As a relatively new developer here at Software for Good, I’m pretty much like a giant sponge. Almost every day, I learn something that I didn’t know I didn’t know. In order to document some of my learning and hopefully help some other junior developers, I’ve decided to write about it.
Presenting the .try
method in Rails.
.Try
is a method we can use to call on an object without having to worry about whether or not that object is nil, which would raise an exception and blow up your app. It’s important to remember, though, that sometimes you want a nil value to blow up your app, and sometimes you want to be reminded that you didn’t set default database values, etc.

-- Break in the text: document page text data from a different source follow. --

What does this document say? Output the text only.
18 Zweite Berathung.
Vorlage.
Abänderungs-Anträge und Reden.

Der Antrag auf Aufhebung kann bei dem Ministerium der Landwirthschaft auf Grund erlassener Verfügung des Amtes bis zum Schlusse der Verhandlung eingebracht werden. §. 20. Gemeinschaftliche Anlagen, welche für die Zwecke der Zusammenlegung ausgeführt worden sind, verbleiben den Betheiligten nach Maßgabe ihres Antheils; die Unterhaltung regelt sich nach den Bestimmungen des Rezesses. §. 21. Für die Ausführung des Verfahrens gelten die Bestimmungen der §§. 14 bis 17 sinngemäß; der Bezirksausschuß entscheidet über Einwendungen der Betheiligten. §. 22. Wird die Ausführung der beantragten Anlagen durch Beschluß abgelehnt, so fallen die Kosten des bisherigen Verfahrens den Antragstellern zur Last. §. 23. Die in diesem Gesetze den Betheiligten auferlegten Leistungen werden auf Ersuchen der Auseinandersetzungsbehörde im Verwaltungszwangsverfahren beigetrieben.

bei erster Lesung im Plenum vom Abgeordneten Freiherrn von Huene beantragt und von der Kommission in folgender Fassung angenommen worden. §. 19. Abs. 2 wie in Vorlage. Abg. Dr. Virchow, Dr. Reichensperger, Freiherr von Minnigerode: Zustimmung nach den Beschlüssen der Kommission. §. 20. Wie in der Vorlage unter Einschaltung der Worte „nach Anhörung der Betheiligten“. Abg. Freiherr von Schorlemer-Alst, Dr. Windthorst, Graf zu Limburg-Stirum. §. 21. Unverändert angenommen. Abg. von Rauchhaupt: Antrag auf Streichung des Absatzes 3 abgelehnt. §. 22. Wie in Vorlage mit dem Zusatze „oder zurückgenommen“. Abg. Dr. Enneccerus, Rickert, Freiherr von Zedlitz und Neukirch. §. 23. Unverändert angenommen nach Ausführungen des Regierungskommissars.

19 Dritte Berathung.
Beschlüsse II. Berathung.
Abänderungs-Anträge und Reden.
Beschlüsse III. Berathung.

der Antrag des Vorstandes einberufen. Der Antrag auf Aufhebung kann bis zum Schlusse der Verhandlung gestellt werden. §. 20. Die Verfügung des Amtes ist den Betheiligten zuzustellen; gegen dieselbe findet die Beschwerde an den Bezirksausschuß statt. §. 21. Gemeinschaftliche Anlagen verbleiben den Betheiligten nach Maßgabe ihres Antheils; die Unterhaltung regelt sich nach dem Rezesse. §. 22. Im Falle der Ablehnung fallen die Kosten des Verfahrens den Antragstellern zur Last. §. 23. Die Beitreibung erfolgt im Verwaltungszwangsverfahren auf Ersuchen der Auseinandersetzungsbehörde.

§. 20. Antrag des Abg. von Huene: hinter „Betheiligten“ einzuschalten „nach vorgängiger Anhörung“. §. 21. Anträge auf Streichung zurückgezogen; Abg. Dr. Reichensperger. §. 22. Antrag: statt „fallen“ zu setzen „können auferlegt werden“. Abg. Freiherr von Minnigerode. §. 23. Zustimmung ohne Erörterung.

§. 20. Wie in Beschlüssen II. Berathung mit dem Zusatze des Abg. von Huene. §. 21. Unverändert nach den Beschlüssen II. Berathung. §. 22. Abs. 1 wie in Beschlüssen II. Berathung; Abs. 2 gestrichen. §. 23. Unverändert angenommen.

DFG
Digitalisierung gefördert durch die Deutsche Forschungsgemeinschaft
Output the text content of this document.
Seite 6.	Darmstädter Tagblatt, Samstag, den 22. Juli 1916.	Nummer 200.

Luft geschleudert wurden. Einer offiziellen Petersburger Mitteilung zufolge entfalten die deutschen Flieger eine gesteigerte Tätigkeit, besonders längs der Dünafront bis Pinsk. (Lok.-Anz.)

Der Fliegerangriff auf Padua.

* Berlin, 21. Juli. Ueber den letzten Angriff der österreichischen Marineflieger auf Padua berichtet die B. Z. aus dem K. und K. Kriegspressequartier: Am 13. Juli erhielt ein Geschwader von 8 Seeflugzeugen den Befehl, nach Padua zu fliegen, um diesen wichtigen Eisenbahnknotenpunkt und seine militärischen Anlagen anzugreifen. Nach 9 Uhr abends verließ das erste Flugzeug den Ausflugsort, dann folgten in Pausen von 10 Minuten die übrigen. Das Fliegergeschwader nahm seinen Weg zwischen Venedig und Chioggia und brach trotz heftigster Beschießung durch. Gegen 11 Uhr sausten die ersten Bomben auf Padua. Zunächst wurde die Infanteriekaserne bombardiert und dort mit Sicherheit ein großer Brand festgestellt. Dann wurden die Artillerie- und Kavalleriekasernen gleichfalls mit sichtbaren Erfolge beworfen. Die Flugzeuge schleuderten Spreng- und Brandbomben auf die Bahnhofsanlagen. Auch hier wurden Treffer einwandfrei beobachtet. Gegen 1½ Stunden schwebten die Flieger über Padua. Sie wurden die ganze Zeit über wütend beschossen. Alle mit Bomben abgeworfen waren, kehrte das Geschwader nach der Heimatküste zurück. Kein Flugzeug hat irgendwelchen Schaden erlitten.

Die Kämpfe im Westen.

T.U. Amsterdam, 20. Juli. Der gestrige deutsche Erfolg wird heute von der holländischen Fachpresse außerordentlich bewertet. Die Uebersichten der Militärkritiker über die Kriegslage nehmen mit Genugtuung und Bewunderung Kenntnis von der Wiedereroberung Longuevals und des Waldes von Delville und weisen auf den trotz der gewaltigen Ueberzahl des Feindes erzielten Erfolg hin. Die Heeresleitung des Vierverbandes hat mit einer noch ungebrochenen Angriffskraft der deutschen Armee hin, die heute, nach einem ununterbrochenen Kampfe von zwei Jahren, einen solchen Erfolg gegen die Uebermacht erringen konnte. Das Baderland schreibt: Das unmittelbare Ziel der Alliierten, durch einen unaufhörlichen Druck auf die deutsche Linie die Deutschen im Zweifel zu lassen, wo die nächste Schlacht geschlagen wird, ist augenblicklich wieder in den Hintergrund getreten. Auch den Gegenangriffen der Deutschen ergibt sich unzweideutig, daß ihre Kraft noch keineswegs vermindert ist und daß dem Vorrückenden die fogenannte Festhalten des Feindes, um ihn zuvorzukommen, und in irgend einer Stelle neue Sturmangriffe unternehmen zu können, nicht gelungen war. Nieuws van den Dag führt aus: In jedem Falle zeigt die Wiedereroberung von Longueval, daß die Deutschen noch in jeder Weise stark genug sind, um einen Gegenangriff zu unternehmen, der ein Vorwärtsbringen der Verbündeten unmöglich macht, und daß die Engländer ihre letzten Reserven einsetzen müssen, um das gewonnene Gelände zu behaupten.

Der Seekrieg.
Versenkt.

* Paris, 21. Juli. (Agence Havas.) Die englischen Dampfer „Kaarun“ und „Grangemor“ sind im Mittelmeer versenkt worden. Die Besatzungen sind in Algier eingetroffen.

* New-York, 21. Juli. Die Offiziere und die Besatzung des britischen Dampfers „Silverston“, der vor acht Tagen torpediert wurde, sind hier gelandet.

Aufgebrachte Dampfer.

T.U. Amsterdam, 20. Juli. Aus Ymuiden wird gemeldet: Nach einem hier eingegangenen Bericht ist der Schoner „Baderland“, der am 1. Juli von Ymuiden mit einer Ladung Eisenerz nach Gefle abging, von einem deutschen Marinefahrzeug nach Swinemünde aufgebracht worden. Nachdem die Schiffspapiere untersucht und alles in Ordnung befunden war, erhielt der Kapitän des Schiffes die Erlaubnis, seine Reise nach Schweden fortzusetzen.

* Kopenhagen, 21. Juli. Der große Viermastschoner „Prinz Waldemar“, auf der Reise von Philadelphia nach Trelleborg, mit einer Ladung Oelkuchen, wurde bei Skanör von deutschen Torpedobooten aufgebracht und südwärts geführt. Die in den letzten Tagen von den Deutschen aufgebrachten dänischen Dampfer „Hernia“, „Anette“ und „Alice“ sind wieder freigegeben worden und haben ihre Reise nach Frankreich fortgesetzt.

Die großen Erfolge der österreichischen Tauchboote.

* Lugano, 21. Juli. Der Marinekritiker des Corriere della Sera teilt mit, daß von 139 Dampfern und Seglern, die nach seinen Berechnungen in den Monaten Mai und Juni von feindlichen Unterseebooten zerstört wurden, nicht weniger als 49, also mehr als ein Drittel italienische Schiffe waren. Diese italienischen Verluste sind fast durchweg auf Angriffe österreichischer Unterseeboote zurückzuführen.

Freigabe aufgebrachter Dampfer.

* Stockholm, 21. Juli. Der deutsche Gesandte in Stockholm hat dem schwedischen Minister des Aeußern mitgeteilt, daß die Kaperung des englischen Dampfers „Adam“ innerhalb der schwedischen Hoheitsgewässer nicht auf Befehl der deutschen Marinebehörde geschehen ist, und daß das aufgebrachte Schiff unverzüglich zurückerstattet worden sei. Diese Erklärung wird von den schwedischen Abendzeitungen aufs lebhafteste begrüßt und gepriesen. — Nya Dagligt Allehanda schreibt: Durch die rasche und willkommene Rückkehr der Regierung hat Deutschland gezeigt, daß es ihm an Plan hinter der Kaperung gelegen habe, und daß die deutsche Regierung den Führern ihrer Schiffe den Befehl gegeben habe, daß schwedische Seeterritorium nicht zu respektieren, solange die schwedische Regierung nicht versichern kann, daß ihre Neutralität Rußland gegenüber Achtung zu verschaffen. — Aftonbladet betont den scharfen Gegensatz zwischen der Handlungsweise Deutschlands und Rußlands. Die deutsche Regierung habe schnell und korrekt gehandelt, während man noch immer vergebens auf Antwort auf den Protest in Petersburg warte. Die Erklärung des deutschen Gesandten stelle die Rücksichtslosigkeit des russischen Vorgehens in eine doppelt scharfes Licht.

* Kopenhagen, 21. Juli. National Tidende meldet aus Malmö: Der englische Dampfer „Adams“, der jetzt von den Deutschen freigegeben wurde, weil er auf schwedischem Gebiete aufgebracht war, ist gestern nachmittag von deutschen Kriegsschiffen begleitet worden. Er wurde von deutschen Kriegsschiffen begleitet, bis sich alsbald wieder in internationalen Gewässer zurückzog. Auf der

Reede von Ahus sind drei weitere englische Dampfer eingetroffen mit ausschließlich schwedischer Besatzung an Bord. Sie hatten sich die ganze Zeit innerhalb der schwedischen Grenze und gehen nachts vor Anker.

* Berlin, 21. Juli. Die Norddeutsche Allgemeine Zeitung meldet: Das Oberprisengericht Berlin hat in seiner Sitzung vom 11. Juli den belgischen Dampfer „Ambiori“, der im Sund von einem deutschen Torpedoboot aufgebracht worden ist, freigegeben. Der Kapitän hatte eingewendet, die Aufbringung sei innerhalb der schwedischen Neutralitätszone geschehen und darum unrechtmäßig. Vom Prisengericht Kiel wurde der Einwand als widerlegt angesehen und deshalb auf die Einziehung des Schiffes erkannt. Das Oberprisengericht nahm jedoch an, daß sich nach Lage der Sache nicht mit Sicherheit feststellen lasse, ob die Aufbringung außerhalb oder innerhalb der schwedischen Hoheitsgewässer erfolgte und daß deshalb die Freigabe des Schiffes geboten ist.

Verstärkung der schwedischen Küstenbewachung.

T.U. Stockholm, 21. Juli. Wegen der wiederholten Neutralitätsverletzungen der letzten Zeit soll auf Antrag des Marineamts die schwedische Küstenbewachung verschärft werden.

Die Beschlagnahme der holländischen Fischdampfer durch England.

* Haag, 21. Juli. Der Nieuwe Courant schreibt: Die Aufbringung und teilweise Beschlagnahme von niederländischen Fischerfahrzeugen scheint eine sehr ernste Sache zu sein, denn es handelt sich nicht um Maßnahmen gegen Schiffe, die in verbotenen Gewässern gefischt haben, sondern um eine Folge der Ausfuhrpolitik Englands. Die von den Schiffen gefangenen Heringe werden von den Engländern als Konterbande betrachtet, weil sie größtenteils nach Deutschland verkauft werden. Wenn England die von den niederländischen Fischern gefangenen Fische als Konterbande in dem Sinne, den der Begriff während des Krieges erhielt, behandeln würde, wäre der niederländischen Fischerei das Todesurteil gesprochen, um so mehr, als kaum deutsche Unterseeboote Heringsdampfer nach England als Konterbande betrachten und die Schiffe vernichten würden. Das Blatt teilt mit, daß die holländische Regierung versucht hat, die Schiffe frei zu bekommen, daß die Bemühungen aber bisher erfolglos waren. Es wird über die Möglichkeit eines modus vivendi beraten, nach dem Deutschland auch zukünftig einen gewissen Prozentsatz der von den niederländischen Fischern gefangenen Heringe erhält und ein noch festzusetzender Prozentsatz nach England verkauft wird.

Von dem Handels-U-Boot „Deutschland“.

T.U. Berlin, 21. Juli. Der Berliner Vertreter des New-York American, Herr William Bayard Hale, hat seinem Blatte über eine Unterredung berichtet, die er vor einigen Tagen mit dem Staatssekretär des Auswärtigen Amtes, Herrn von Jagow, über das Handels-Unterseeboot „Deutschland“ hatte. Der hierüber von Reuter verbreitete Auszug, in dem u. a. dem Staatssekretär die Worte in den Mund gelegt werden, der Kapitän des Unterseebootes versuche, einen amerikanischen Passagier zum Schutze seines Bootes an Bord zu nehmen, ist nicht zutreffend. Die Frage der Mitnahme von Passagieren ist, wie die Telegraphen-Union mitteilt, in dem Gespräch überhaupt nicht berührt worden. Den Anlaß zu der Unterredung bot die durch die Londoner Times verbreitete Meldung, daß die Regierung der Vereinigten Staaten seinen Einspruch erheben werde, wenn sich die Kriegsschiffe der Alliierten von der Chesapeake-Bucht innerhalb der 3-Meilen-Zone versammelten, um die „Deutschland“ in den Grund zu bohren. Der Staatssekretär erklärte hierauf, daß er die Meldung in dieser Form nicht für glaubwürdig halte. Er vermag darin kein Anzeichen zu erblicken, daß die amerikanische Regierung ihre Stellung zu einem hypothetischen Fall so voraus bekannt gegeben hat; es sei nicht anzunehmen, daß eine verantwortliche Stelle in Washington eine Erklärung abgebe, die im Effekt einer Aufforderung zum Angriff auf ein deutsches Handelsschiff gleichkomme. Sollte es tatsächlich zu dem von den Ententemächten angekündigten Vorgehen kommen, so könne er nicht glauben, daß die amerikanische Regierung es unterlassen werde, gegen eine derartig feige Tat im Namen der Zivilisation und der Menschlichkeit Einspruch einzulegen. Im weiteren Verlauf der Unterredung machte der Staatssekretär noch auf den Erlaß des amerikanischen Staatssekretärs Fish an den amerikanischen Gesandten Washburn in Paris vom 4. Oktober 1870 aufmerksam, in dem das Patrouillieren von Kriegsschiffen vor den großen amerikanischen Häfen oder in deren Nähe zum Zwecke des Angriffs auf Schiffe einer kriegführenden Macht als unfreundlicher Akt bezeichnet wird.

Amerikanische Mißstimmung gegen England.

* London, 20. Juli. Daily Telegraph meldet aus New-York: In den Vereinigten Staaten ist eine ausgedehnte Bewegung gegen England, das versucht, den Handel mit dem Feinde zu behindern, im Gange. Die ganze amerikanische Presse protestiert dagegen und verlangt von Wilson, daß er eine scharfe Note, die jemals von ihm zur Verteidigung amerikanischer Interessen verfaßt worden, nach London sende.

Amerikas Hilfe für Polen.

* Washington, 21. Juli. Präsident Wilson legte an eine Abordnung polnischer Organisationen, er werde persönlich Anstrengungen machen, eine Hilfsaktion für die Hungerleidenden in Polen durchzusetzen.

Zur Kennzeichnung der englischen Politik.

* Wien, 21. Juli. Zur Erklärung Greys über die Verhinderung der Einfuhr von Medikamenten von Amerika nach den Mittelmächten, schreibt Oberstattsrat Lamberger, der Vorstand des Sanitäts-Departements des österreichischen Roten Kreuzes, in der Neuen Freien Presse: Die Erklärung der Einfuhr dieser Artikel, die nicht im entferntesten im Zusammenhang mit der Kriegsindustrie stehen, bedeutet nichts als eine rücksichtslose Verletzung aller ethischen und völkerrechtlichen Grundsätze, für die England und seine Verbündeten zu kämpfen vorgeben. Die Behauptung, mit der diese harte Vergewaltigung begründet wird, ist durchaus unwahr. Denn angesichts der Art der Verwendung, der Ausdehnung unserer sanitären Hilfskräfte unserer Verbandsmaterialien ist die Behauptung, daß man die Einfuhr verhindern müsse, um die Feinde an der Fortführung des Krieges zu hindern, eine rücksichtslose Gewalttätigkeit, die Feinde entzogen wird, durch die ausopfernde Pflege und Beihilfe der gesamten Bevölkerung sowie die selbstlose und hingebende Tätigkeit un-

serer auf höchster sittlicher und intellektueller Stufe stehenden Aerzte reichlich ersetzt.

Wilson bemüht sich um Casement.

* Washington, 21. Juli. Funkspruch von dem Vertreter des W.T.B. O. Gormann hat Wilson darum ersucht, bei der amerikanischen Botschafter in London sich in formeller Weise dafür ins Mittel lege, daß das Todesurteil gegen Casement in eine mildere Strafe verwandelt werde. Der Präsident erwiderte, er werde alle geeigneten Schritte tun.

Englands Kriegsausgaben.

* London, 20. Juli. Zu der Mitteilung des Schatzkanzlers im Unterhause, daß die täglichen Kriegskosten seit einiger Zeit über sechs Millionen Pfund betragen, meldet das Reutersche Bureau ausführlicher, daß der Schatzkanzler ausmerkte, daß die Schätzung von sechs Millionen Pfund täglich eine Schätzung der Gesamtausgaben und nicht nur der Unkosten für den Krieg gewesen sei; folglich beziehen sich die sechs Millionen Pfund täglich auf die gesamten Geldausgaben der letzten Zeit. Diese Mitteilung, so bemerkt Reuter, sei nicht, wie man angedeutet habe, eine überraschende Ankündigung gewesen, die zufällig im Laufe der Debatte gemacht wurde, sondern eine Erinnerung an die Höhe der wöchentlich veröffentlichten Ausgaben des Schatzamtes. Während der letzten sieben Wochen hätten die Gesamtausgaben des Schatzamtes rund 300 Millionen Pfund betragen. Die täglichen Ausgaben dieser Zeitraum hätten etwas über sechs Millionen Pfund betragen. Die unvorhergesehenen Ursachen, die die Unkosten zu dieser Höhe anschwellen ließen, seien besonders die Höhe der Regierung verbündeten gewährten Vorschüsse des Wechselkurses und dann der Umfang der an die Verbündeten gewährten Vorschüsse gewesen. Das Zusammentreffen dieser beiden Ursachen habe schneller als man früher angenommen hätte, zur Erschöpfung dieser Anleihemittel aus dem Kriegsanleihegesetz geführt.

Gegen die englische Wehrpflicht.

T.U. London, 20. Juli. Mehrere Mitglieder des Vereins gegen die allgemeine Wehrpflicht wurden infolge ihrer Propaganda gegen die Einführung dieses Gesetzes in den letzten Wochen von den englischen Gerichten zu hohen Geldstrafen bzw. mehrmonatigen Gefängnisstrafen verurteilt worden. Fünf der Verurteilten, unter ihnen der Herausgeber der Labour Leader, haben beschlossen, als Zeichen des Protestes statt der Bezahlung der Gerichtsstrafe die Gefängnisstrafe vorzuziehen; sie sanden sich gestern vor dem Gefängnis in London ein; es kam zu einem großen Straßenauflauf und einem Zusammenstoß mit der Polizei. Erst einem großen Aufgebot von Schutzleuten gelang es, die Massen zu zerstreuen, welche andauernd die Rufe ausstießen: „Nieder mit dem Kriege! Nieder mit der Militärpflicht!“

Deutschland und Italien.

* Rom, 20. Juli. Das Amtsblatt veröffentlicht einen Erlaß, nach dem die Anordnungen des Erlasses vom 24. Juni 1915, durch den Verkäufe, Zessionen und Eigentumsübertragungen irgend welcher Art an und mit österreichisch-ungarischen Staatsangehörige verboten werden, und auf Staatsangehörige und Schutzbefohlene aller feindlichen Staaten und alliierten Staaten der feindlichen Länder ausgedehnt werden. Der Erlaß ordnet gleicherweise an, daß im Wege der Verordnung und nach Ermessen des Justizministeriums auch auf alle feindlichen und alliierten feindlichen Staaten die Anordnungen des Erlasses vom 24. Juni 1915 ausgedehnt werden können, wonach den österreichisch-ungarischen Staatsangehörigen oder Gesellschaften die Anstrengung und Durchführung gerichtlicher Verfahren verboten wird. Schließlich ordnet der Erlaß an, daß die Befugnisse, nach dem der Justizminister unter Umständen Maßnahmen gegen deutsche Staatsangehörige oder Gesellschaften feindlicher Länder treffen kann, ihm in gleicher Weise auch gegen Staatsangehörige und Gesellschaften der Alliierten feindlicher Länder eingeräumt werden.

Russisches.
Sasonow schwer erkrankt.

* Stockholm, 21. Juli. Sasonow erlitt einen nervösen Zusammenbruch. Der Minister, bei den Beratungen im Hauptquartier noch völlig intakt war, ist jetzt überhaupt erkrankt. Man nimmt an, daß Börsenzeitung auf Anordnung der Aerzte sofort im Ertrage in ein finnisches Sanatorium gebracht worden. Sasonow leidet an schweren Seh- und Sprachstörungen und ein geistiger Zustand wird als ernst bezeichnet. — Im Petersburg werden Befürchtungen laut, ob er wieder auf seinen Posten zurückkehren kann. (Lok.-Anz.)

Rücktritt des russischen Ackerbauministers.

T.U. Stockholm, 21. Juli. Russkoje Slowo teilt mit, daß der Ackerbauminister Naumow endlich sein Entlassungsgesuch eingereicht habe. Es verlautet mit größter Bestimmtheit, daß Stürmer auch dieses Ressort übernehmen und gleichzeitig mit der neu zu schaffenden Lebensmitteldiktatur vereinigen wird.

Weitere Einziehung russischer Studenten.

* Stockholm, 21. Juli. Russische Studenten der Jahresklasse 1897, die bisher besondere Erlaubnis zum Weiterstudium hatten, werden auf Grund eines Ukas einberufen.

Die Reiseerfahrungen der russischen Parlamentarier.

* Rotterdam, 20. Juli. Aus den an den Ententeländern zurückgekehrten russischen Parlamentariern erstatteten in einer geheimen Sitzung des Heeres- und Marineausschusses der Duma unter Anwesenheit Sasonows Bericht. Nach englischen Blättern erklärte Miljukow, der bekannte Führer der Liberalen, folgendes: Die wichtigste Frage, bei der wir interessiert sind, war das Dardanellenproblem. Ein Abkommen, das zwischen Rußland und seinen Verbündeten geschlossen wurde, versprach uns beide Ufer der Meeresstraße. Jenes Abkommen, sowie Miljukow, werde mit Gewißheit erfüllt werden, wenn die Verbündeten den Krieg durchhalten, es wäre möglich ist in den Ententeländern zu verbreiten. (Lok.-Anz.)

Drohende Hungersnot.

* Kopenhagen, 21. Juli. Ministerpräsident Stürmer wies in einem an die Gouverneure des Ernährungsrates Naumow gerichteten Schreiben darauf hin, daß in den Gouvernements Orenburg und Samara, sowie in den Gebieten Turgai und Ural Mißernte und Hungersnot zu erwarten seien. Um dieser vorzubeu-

Rails documentation says that .try
Invokes the public method whose name goes as first argument just like public_send does, except that if the receiver does not respond to it the call returns nil rather than raising an exception.
Say what?
The most obvious example of where to use this is in a view. You might have something like
<% unless @user.profile.nil? %>
<%= @user.profile.favorite_food %>
<% end %>
Here, we are checking to make sure that the user has a profile so that our app doesn’t try to call .favorite_food
on nil. We could clean this up a bit with the following:
<%= @user.profile.try(:favorite_food) %>
We might want to check whether or not a user is logged in, and also whether or not that user has the user role of ‘poster’ before we show a link on the page. We could do something like the following:
<% if current_user && current_user.role == 'poster' %>
<%= button_to "New Post", new_post_path %>
<% end %>
We could clean this up like so:
<% if current_user.try(:role) == 'poster' %>
<%= button_to "New Post", new_post_path %>
<% end %>
Of course, here at SfG we use HAML, so here’s a recent example from a view I was working on. If the inconsistent_result model is there, it calls .calculation
, and if not, it returns nil so that our OR condition is output instead:
%tr
%th Calculation Which May Not Be There
%td= @model.inconsistent-results.try(:calculation) || "Could Not Calculate"
We can also chain tries, which is where they start to come in handy even more.
Suppose we have a robot that may or may not have an owner, and this owner may or may not have a favorites model attached to it, that may or may not have a list of favorite programming languages.
We could do something like
robot_owner_languages = robot.owner && robot.owner.favorites && robot.owner.favorites.languages ? robot.owner.favorites.languages : nil
Or we could just do something like:
robot_owner_languages = robot.owner.try(:favorites).try(:languages)
(We can also always rescue and return nil, but be careful! Once you start rescuing errors and returning nil, you make your code harder to debug!)
robot_owner_languages = robot.owner.favorites.languages rescue nil
.Try
is only available in Rails-flavored Ruby. If you want it in your regular code, install the activesupport gem and then
require 'active_support/core_ext/object/try'
—
Notes:
- Some people consider .try a code smell. For a contrary view of the Rails .try method (and why never to use it), check out Avdi Grimm’s blog post: Do or Do Not There Is No Try.
- For a nice alternative implementation from ThoughtBot look at SwallowNil.
- My current advice is to use .try to clean up your views a bit, but beware of using it elsewhere, as it helps hide Law of Demeter violations. After all, there’s plenty of ways to deal with Nil.